White noise is a sound we get used too. It can be crickets or traffic, depending on where we live and sleep. I sleep with my fan on. I love to sit in my room with it on while I’m reading or surfing the internet. It soothes me in a way nothing else does. It’s my adult version of rocking the anxiety away and putting my thoughts to sleep.
Another “white noise” visited me today. One I wasn’t expecting but am well acquainted with. I’ve struggled with a deep sadness and fatigue all day because of it and it’s the first time in a very long time I’ve dealt with it sober.
Insecurity. I didn’t catch it in time this morning before it would spin lies in my head the rest of the day and become a familiar noise of obsessive thoughts that shaped my mood and heart so effortlessly.
‘I’m so fat. My hair looks like crap and is unfixable.’
At church…”Hey how are you, Merry Christmas!”….’I look like crap and I’m fat’ (white noise in my head). “Oh, I got a very nice watch and some Nerium”… ‘I’m such a freakin loser, I need to lose weight so I can feel more confident in public’ (WN). Singing..”This is the night of our dear Saviors birth”…’I wish I would’ve stuck to my diet I started in October!, What the crap, I’m such a failure!’ (WN)
And on and on. And the people around me that looked absolutely adorable and flawless seemed like gods to me, I’m just being honest. And the thing that makes me even more crappy is these people are my closest friends. We have been through so much together! This is a “come as you are”, grace-filled, loving, gospel-believing church. We are family. Brothers and sisters united in Christ Jesus! We cry and confess sins to each other and lovingly encourage and pray for one another. We are encouraged to be real on this journey of sanctification so we can better serve each other on this hard and narrow road.
I hate insecurity so much. It’s the worst distraction. It has effected so many of my relationships with people and especially myself and God. When I was in AA several years ago, I did a very thorough 4th step. One of the things that came up over and over in the last column, labeled “my part”, was my resentments towards others based on assumptions and not facts.
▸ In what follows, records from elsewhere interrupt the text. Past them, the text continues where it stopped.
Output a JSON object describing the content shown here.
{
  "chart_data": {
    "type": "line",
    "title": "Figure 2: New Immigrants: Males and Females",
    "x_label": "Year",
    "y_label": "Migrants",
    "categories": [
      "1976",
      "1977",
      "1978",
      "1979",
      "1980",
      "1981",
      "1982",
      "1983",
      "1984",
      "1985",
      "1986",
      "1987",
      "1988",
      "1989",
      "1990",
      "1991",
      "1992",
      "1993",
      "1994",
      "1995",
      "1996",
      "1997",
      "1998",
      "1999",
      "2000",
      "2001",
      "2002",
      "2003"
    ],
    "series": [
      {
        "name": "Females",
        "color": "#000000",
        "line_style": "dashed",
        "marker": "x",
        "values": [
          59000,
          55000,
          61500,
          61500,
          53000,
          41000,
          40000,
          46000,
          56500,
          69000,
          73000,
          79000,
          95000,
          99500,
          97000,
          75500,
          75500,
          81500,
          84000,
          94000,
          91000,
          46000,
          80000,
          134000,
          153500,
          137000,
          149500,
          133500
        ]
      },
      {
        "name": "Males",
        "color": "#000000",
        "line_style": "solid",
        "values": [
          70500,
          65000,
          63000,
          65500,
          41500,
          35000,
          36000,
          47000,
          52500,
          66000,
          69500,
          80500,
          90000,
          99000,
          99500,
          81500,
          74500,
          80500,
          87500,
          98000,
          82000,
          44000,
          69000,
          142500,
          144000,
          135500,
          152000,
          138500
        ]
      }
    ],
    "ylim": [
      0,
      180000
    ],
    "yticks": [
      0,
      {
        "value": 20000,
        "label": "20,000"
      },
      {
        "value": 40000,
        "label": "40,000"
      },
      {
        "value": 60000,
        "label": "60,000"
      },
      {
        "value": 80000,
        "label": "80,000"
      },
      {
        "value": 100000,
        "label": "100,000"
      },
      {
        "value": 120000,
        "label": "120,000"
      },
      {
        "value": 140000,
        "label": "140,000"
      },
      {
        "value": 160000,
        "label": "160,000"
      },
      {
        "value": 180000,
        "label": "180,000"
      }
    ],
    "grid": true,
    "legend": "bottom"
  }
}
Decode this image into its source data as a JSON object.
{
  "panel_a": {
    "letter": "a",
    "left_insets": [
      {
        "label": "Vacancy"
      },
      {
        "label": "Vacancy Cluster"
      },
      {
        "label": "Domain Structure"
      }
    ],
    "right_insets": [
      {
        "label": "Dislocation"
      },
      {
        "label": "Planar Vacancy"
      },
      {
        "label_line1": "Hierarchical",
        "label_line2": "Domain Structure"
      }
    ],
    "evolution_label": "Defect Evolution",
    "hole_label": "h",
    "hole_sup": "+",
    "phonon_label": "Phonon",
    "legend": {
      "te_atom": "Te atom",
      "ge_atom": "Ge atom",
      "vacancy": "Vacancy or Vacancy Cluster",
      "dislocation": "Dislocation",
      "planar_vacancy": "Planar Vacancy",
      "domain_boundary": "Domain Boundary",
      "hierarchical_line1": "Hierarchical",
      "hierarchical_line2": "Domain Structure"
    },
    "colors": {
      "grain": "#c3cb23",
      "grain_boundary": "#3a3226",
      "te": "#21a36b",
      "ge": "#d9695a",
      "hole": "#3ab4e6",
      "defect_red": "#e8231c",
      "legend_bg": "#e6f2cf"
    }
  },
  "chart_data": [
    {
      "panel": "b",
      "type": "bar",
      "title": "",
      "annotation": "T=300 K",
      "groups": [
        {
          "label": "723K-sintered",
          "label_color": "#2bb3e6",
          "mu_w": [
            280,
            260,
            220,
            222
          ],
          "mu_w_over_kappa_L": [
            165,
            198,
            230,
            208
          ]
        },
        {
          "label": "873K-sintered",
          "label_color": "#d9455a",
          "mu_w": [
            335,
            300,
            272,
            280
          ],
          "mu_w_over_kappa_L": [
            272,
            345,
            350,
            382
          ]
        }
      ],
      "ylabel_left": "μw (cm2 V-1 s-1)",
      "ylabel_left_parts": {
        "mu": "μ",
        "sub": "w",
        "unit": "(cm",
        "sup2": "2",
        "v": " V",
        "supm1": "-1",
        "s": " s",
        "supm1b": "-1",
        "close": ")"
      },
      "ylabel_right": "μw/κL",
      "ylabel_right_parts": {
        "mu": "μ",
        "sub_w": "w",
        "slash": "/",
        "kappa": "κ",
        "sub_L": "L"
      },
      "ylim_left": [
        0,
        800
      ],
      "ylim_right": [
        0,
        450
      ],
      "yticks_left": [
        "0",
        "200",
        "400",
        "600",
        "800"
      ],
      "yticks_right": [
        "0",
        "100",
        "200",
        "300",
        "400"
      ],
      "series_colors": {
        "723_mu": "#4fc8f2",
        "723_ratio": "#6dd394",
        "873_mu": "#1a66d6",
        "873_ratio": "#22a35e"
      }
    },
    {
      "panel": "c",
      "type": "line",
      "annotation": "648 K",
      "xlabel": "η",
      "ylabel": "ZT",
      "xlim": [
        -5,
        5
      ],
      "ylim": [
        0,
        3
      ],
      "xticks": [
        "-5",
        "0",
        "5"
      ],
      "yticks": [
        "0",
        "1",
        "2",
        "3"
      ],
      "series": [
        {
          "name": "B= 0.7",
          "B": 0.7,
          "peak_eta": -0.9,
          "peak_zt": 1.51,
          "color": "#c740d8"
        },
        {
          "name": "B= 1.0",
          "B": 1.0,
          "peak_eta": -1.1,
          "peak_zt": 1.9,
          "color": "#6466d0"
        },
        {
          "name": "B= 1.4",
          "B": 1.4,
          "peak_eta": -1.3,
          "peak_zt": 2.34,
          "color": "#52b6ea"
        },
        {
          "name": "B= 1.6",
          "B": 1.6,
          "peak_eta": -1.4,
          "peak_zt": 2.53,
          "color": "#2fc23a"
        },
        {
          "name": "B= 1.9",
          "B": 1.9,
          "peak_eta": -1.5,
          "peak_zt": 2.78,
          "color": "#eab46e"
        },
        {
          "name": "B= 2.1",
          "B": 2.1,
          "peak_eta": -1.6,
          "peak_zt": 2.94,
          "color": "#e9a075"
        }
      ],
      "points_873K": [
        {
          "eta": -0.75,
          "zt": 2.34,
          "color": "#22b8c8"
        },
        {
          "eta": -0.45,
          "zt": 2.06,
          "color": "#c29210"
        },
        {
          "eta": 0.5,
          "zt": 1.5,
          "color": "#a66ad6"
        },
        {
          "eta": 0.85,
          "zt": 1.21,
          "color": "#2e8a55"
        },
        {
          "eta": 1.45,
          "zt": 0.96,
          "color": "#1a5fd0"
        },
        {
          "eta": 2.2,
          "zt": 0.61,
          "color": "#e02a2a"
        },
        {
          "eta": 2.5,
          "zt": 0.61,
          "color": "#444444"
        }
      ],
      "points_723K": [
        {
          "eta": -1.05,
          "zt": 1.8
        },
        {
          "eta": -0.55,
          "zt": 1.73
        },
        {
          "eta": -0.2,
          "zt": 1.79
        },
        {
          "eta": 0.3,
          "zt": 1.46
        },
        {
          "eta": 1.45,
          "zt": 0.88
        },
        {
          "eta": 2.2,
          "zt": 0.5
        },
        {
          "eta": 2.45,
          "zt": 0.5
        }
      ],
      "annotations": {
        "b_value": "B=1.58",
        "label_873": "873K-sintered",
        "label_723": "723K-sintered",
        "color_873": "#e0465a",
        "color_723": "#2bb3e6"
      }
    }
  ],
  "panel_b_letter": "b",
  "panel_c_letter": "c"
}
Like I’ve resented so many people because of warped thinking in my head about what they “probably” think of me. So self-centered and self-absorbed I know. It makes me sick to my stomach, literally.
I pray that I can believe what God says about me and not what my crazy brain and white noise thoughts say about me more and more. Insecurity is such a soul eater and a waste of time. It spews lies and produces days full of deceit because we are not walking in truth. I’m so glad to have made it to 27 days sober. Good tears have been welling up in my eyes this past week and that hasn’t happened in a very long time. Deep down, perhaps for the first time ever, I am truly grateful to be sober.